To water 10mm with a hose, you will first need to check your water pressure, for example if it takes 30 seconds to fill a 10 liter bucket, it will take 30 seconds to water a square meter of garden bed 10mm. So if you have a garden that is 2 meters wide and 20 meters long you will need to water this bed evenly for 20 minutes.
To water a square meter with a drip system that has drippers 30 centimeters apart, drips 2mm per hour, has four lines 30 cm apart in order to covers the root system of a shrub that is a square meter evenly it would take approximately 27 minutes to water 10mm. Alternativley if you only have one line the 30cm area will require 900 ml which the emiter will release in 27 minutes. To test the rate at which you emiters release water with the water pressure you have place one above a bucket for 1 hour and measure what it collects so you can work out your watering times more accurately.

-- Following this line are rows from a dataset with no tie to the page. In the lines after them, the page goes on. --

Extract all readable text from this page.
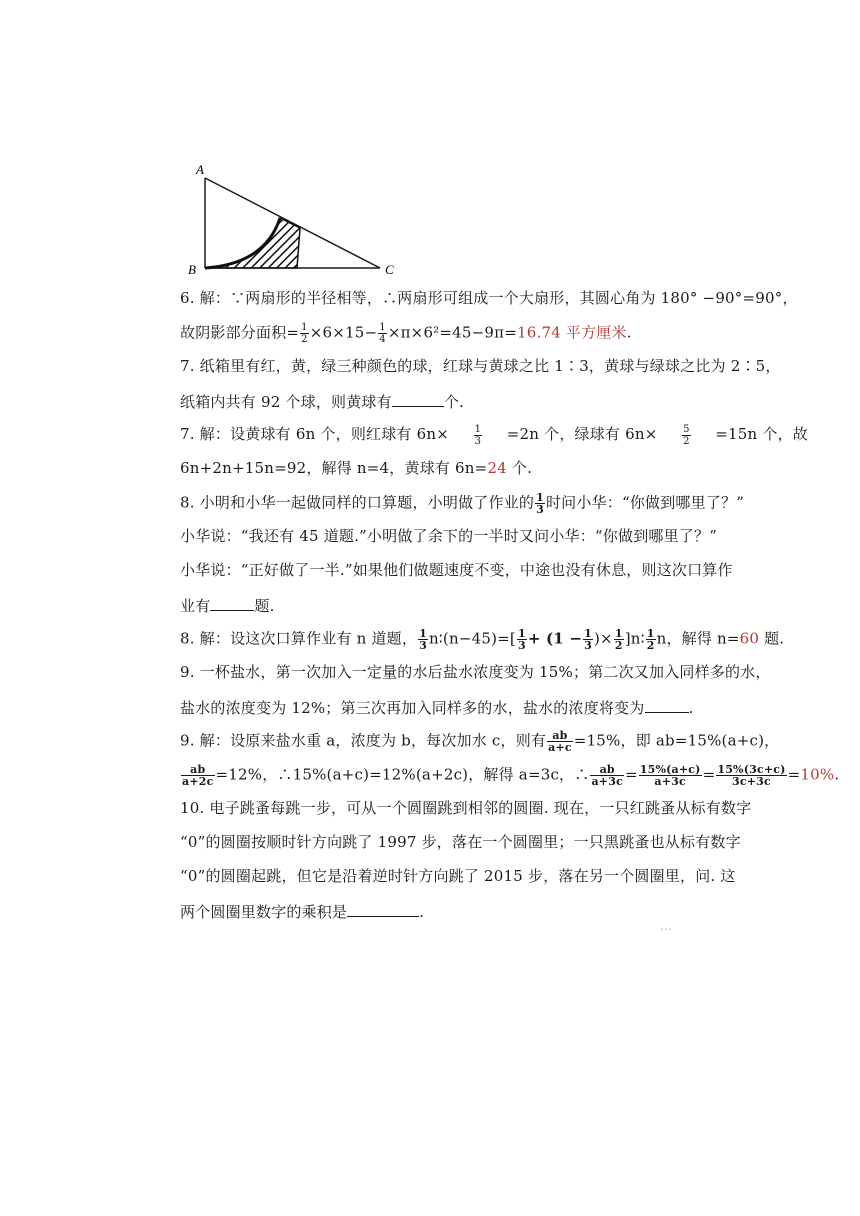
A
B	C
6. 解：∵两扇形的半径相等，∴两扇形可组成一个大扇形，其圆心角为 180° −90°=90°，
故阴影部分面积= $\frac{1}{2} \times 6\times 15- \frac{1}{4} \times\pi\times 6^2=45-9\pi=16.74$ 平方厘米.
7. 纸箱里有红，黄，绿三种颜色的球，红球与黄球之比 1∶3，黄球与绿球之比为 2∶5，
纸箱内共有 92 个球，则黄球有	个.
7. 解：设黄球有 6n 个，则红球有 $6n\times \frac{1}{3} =2n$ 个，绿球有 $6n\times \frac{5}{2} =15n$ 个，故
6n+2n+15n=92，解得 n=4，黄球有 6n=24 个.
8. 小明和小华一起做同样的口算题，小明做了作业的 $\frac{1}{3}$ 时问小华：“你做到哪里了？”
小华说：“我还有 45 道题.”小明做了余下的一半时又问小华：“你做到哪里了？”
小华说：“正好做了一半.”如果他们做题速度不变，中途也没有休息，则这次口算作
业有	题.
8. 解：设这次口算作业有 n 道题， $\frac{1}{3}$ n∶(n−45)=[ $\frac{1}{3} + (1 - \frac{1}{3}$ )× $\frac{1}{2}$ ]n∶ $\frac{1}{2}$ n，解得 n=60 题.
9. 一杯盐水，第一次加入一定量的水后盐水浓度变为 15%；第二次又加入同样多的水，
盐水的浓度变为 12%；第三次再加入同样多的水，盐水的浓度将变为	.
9. 解：设原来盐水重 a，浓度为 b，每次加水 c，则有 $\frac{ab}{a+c} =15\%$，即 ab=15%(a+c)，
$\frac{ab}{a+2c} =12\%$，∴15%(a+c)=12%(a+2c)，解得 a=3c，∴ $\frac{ab}{a+3c} = \frac{15\%(a+c)}{a+3c} = \frac{15\%(3c+c)}{3c+3c} =10\%$.
10. 电子跳蚤每跳一步，可从一个圆圈跳到相邻的圆圈. 现在，一只红跳蚤从标有数字
“0”的圆圈按顺时针方向跳了 1997 步，落在一个圆圈里；一只黑跳蚤也从标有数字
“0”的圆圈起跳，但它是沿着逆时针方向跳了 2015 步，落在另一个圆圈里，问. 这
两个圆圈里数字的乘积是	.
⋯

Autumn’s here and it’s a great time to propagate Australian native plants. Most gardens in Melbourne would be hydraphobic and in need of an application of soil wetting agent after our hot summer to let in the the rain we will be getting soon. Being the start of a new season it’s also a great time to fertilise, dig in compost water and mulch garden beds, this will give winter dormant plants a good pick up before Winter comes.
Enjoy Autumn it’s the best time of the year to be planting.